Opioid Epidemic: Are We in Need of a New Primary Healthcare?
By Space Coast Daily // May 5, 2019
We must wonder why substance use disorders as part of the primary health care come as a surprisingly new idea. At least in the United States where alcohol and drug abuse have been traditionally treated as a separate problem that calls for specialist services only.
But it is already alarmingly necessary to incorporate treatment of this chronic illness into mainstream healthcare. There are many ailments connected to this which may all be a part of a larger issue that can be addressed with the proper understanding of addiction.
There is still no systematic primary care provided for this issue. Fortunately, now more than ever, researchers know how drugs affect the brain and have discovered effective treatments that can help people recover lead productive lives.
The Opioid Epidemic
The opioid epidemic or opioid crisis refers to an escalated use of opioid drugs that began in the United States in the late 90s and continued increasing rapidly throughout the new century, culminating in 2017 when 49,000 opioid overdose deaths have been recorded in the US.

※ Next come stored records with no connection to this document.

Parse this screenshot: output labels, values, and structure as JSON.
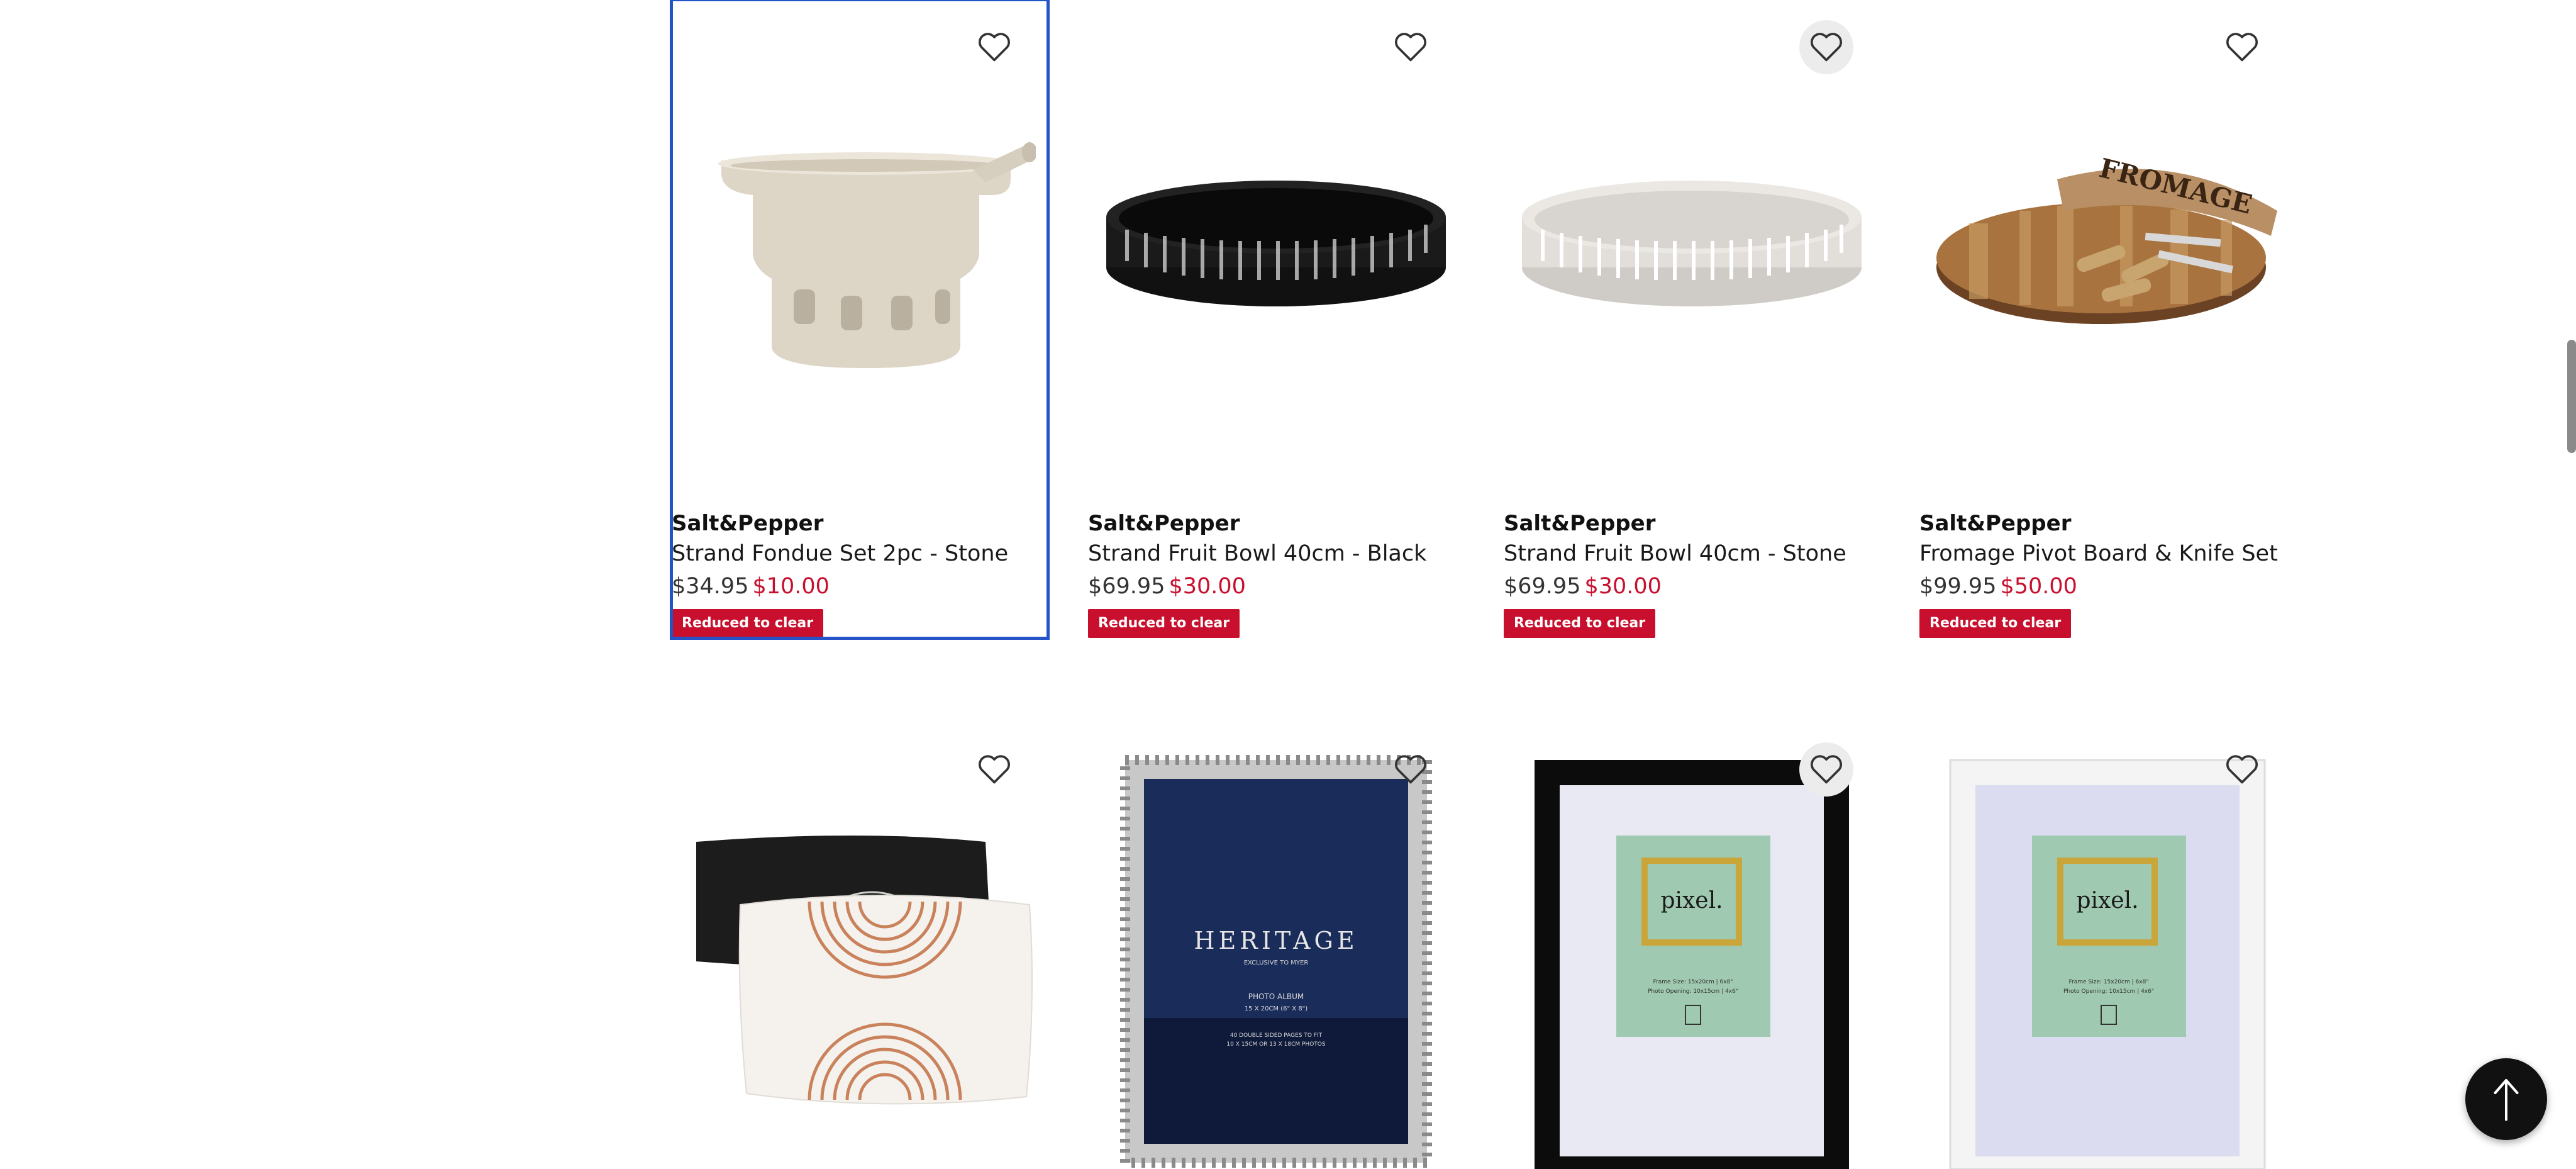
{
  "products": [
    {
      "brand": "Salt&Pepper",
      "name": "Strand Fondue Set 2pc - Stone",
      "was": "$34.95",
      "now": "$10.00",
      "badge": "Reduced to clear",
      "image": "fondue-set-image"
    },
    {
      "brand": "Salt&Pepper",
      "name": "Strand Fruit Bowl 40cm - Black",
      "was": "$69.95",
      "now": "$30.00",
      "badge": "Reduced to clear",
      "image": "black-fruit-bowl-image"
    },
    {
      "brand": "Salt&Pepper",
      "name": "Strand Fruit Bowl 40cm - Stone",
      "was": "$69.95",
      "now": "$30.00",
      "badge": "Reduced to clear",
      "image": "stone-fruit-bowl-image"
    },
    {
      "brand": "Salt&Pepper",
      "name": "Fromage Pivot Board & Knife Set",
      "was": "$99.95",
      "now": "$50.00",
      "badge": "Reduced to clear",
      "image": "cheese-board-image",
      "board_text": "FROMAGE"
    },
    {
      "image": "cushion-image"
    },
    {
      "image": "photo-album-image",
      "album": {
        "title": "HERITAGE",
        "subtitle": "EXCLUSIVE TO MYER",
        "label": "PHOTO ALBUM",
        "size": "15 X 20CM (6\" X 8\")",
        "desc1": "40 DOUBLE SIDED PAGES TO FIT",
        "desc2": "10 X 15CM OR 13 X 18CM PHOTOS"
      }
    },
    {
      "image": "black-frame-image",
      "frame": {
        "brand": "pixel.",
        "size": "Frame Size: 15x20cm | 6x8\"",
        "opening": "Photo Opening: 10x15cm | 4x6\""
      }
    },
    {
      "image": "white-frame-image",
      "frame": {
        "brand": "pixel.",
        "size": "Frame Size: 15x20cm | 6x8\"",
        "opening": "Photo Opening: 10x15cm | 4x6\""
      }
    }
  ],
  "colors": {
    "sale": "#c8102e",
    "selected_outline": "#2453c8"
  },
  "icons": {
    "wishlist": "heart-outline-icon",
    "back_to_top": "arrow-up-icon"
  }
}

In addition to this information, we should look at the reports of stress rates during the period from 2012 to 2017. An increase in stress levels has been detected in 2017. The opioid crisis is still an on-going issue and death rates haven’t dropped. Could there be a correlation between an increase in stress and addiction problems?
Psychology of Addiction
It is clear today that addiction happens as a protective response to life challenges or emotional events people can’t find a way to deal with. It is a mechanism created in order to avoid pain, stress and general discomfort.
Most kids who experiment with drugs and alcohol don’t become addicted, and on the other hand, many children become addicted to such common activities as eating, Internet, TV, games, and even medication prescribed for other problems.
This only shows what behavioral scientists have been arguing, and that is that addiction is not a matter of stimulus but the individual’s need for such a distraction. They conclude that there is thus a number of similarities in diagnostic symptoms between drug addiction and behavioral addiction.
It is obvious then that life challenges posed by radical changes in society are making more and more individuals feeling powerless and helpless in the face of such chaotic stress, which reflects in headline warnings about various addictions corrupting the society.
So why is addiction treatment not systematically incorporated into primary healthcare?
California has considered this problem seriously, setting an overarching goal to implement into mainstream healthcare a wholesome and systematic treatment for a range of addiction disorders.
“California is moving fast to prevent addiction and overdose deaths and to treat the people harmed by the epidemic. So many smart and creative people are coming together in ways I have never seen before,” says Dr. Kelly Pfeifer, director of the California Health Care Foundation, launcher of opioid initiative and partnerships with medical and behavioral health providers.
However, there are institutional and provider barriers to this, even though effective and brief treatments are possible and available. There are still difficulties finding health professionals with sufficiently broad training and also practical issues concerning credentialing, scheduling, reimbursement, confidentiality, and interdisciplinary communication and collaboration.
In the meantime, there are still many California rehab centers out there you can and should reach out to.
This may truly bring changes in the society as substance abuse is just a symptom of unhealed problems individuals are facing within society. Addiction as a way of avoiding emotional pain shows how much in pain must our society be if overdose rates are skyrocketing.
Also, addiction has many faces and cultivating good healthcare will not just prevent death cases, but educate people on ways of dealing with life’s challenges, making them stronger, more responsible, productive, and happier.